RCC staging describes how far the cancer has grown, and it directly shapes treatment decisions. The system focuses on tumor size, whether nearby lymph nodes are involved, and whether the cancer has spread to distant organs.

  • Stage T1: The tumor is 7 cm or smaller and confined entirely to the kidney. Tumors 4 cm or smaller fall into T1a, while those between 4 and 7 cm are T1b.
  • Stage T2: The tumor is larger than 7 cm but still contained within the kidney.
  • Stage T3: The cancer has grown into major veins near the kidney or into the fat surrounding the kidney, but hasn’t crossed a key tissue boundary called Gerota’s fascia.
  • Stage T4: The tumor has broken through Gerota’s fascia or invaded the adrenal gland sitting on top of the kidney.

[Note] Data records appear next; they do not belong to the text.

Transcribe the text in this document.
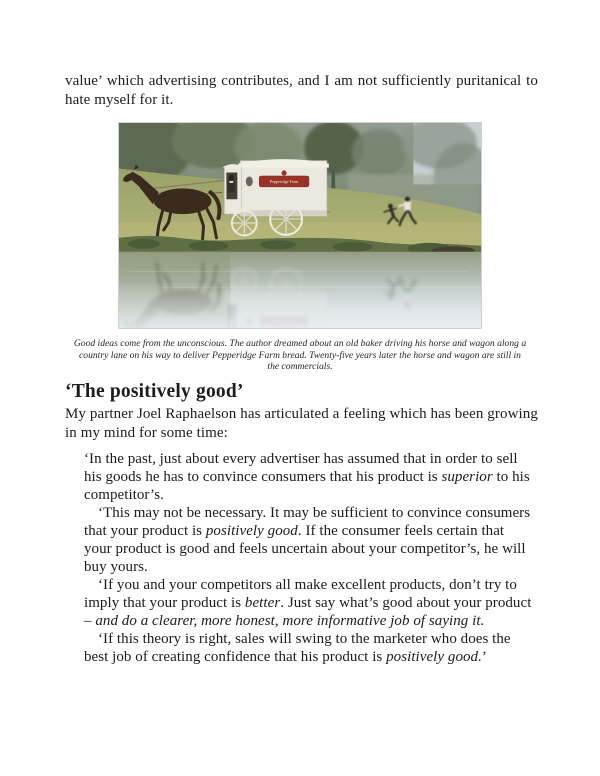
value’ which advertising contributes, and I am not sufficiently puritanical to hate myself for it.

Pepperidge Farm
Good ideas come from the unconscious. The author dreamed about an old baker driving his horse and wagon along a country lane on his way to deliver Pepperidge Farm bread. Twenty-five years later the horse and wagon are still in the commercials.
‘The positively good’

My partner Joel Raphaelson has articulated a feeling which has been growing in my mind for some time:

‘In the past, just about every advertiser has assumed that in order to sell his goods he has to convince consumers that his product is superior to his competitor’s.

‘This may not be necessary. It may be sufficient to convince consumers that your product is positively good. If the consumer feels certain that your product is good and feels uncertain about your competitor’s, he will buy yours.

‘If you and your competitors all make excellent products, don’t try to imply that your product is better. Just say what’s good about your product – and do a clearer, more honest, more informative job of saying it.

‘If this theory is right, sales will swing to the marketer who does the best job of creating confidence that his product is positively good.’
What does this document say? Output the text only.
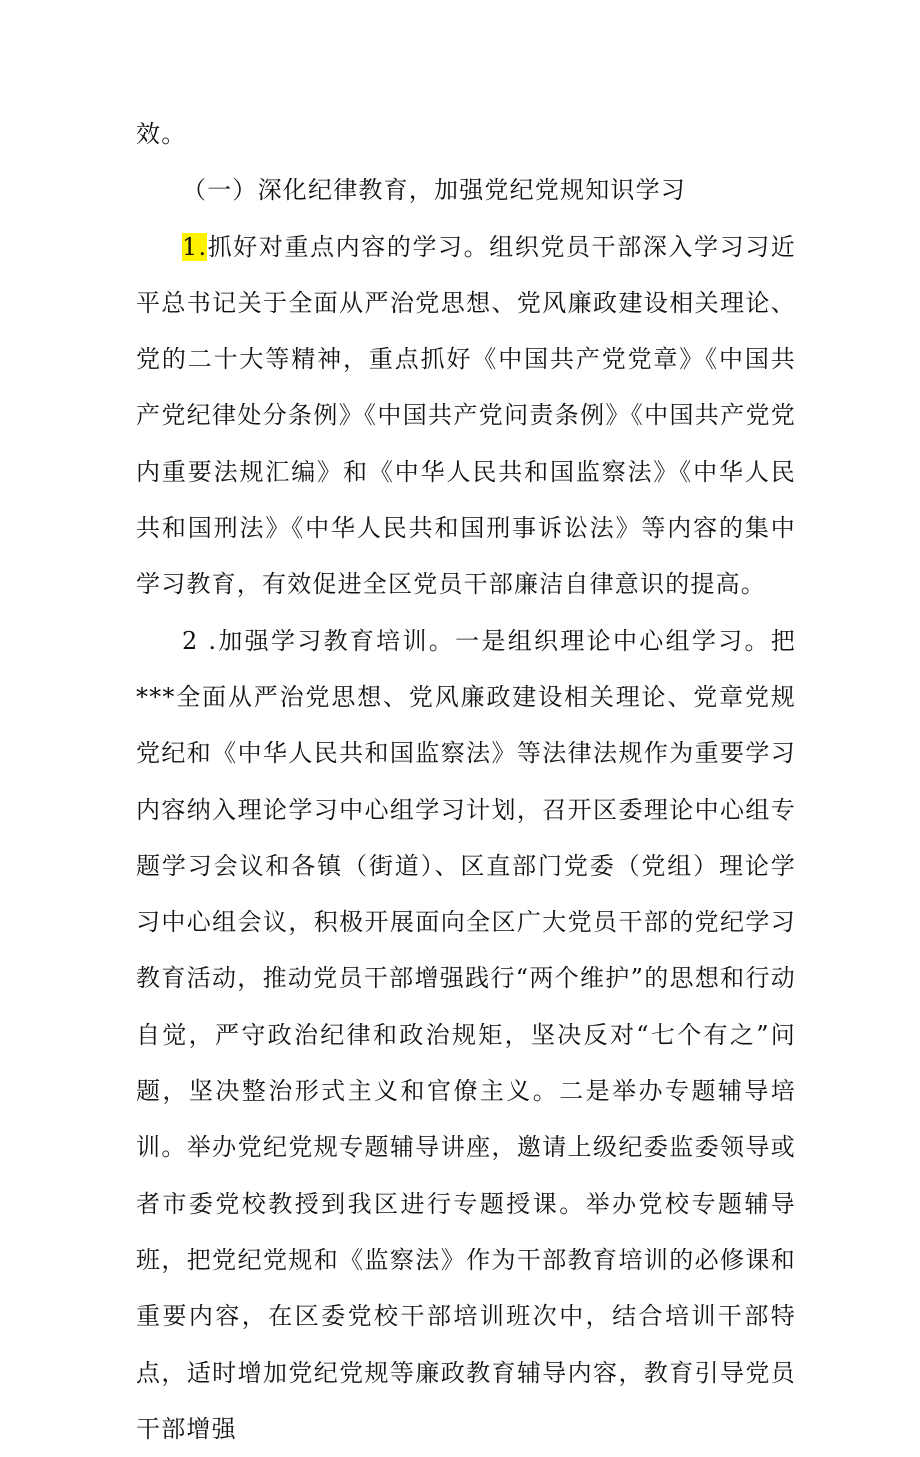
效。

（一）深化纪律教育，加强党纪党规知识学习

1.抓好对重点内容的学习。组织党员干部深入学习习近平总书记关于全面从严治党思想、党风廉政建设相关理论、党的二十大等精神，重点抓好《中国共产党党章》《中国共产党纪律处分条例》《中国共产党问责条例》《中国共产党党内重要法规汇编》和《中华人民共和国监察法》《中华人民共和国刑法》《中华人民共和国刑事诉讼法》等内容的集中学习教育，有效促进全区党员干部廉洁自律意识的提高。

2 .加强学习教育培训。一是组织理论中心组学习。把***全面从严治党思想、党风廉政建设相关理论、党章党规党纪和《中华人民共和国监察法》等法律法规作为重要学习内容纳入理论学习中心组学习计划，召开区委理论中心组专题学习会议和各镇（街道）、区直部门党委（党组）理论学习中心组会议，积极开展面向全区广大党员干部的党纪学习教育活动，推动党员干部增强践行“两个维护”的思想和行动自觉，严守政治纪律和政治规矩，坚决反对“七个有之”问题，坚决整治形式主义和官僚主义。二是举办专题辅导培训。举办党纪党规专题辅导讲座，邀请上级纪委监委领导或者市委党校教授到我区进行专题授课。举办党校专题辅导班，把党纪党规和《监察法》作为干部教育培训的必修课和重要内容，在区委党校干部培训班次中，结合培训干部特点，适时增加党纪党规等廉政教育辅导内容，教育引导党员干部增强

Lymph node involvement is classified separately. N0 means no cancer in nearby lymph nodes, while N1 means cancer has reached at least one regional node.

Survival Rates by Stage

Prognosis depends heavily on how far the cancer has progressed at the time of diagnosis. Based on data from people diagnosed between 2015 and 2021, the five-year relative survival rates break down as follows:

  • Localized (confined to the kidney): 93%
  • Regional (spread to nearby structures or lymph nodes): 76%
  • Distant (spread to other organs): 19%

The overall death rate from kidney cancer is 3.4 per 100,000 people per year. Because so many cases are now caught early through incidental imaging, the proportion of people diagnosed at a localized stage has been rising, which improves overall survival statistics.

Treatment Options

Surgery remains the primary treatment for RCC that hasn’t spread. The two main surgical approaches are removing only the tumor and a margin of healthy tissue (partial nephrectomy) or removing the entire kidney (radical nephrectomy). For tumors 4 cm or smaller, a partial nephrectomy is now the standard of care. This approach preserves more kidney function, which matters for long-term health. Studies have found that even for some tumors up to 7 cm, a partial nephrectomy can deliver survival outcomes comparable to removing the whole kidney, provided the tumor’s location allows it.

For cancer that has spread beyond the kidney, treatment typically involves systemic therapies. The understanding of RCC biology, particularly the role of the VHL gene and its downstream effects on blood vessel growth, has led to targeted therapies that block those specific pathways. Combination approaches pairing immune checkpoint therapies with targeted drugs have become a cornerstone of treatment for advanced disease. Treatment guidelines are updated regularly as new combinations are tested and refined.

For small, slow-growing tumors in older adults or people with other serious health conditions, active surveillance with regular imaging is sometimes a reasonable approach. Not every kidney tumor requires immediate intervention, and the risks of surgery can sometimes outweigh the benefits in carefully selected patients.